The blood of Egyptian citizens is still wet on their hands, and these are the hands with which Egypt's ballot boxes will be counted.
The military has clamped down on the freedom of assembly, killing 27 protesters gathered at Egypt's Maspero state TV building on October 9 alone, running them over with armed personnel carriers and firing live ammunition into the crowd.
They have clamped down on the freedom of expression, detaining Egyptian bloggers Alaa Abdel Fattah and Maikel Nabil Sanad for expressing their criticism of the army.
Alaa's transfer to a civilian court on Sunday inspired hope for some, but SCAF proved to be omnipresent in the nation's legal proceedings, and even the ostensibly legitimate civilian court's decision reinforced the fabricated charges facing the man.

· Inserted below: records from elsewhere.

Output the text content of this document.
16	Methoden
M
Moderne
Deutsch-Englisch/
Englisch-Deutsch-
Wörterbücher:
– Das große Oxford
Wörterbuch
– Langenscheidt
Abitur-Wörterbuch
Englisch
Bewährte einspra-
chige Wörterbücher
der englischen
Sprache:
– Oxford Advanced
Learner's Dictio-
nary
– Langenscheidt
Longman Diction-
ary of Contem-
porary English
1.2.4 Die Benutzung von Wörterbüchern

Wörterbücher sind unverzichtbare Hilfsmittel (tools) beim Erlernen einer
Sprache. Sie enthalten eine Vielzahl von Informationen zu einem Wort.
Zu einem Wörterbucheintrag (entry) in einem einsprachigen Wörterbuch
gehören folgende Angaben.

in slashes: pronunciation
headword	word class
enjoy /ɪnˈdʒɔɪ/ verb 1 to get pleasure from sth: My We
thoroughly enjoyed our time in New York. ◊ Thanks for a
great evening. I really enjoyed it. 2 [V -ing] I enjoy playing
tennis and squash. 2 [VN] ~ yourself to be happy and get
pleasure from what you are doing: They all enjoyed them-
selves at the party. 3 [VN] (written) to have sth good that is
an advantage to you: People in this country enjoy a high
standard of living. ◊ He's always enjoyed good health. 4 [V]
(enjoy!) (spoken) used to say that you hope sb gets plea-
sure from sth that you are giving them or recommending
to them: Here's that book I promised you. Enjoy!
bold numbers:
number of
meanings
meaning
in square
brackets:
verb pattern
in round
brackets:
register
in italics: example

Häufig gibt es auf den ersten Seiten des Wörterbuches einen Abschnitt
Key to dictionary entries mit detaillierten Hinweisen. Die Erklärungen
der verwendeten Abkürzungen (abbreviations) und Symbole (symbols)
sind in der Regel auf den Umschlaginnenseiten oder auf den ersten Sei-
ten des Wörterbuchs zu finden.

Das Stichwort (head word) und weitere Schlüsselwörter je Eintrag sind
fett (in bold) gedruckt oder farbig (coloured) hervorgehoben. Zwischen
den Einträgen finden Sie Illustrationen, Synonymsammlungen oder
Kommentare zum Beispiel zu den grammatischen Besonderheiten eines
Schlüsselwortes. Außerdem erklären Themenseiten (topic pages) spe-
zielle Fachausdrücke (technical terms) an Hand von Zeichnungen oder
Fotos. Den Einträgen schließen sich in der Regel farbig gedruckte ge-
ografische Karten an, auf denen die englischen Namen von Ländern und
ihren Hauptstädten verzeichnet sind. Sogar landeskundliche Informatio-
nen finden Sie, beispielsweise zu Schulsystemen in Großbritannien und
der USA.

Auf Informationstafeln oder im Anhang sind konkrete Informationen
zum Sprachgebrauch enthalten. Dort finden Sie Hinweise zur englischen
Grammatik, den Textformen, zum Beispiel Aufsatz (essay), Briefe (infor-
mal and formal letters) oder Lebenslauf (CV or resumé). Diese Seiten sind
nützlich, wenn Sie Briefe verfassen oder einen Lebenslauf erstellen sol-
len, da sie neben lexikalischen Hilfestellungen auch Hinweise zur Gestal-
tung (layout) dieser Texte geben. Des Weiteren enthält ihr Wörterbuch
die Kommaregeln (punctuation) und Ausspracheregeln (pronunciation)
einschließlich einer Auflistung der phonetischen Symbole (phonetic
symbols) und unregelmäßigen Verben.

Likewise, Egypt's military rulers extended the detention of Egyptian blogger Maikel Nabil Sanad, who is on a prison hunger strike while serving a term for “insulting the military,” in a blog post published in April.
They have clamped down on media freedoms, forbidding criticism of their own authority and attempting to shut down the voices of their critics.
The legitimacy of Egypt's elections depends on a timely release of individual results– and the guarantee that authorities properly count the nation's precarious paper ballots.
The nation's rulers, still unaccountable for countless crimes committed over the last nine months of rule, deserve little confidence at best.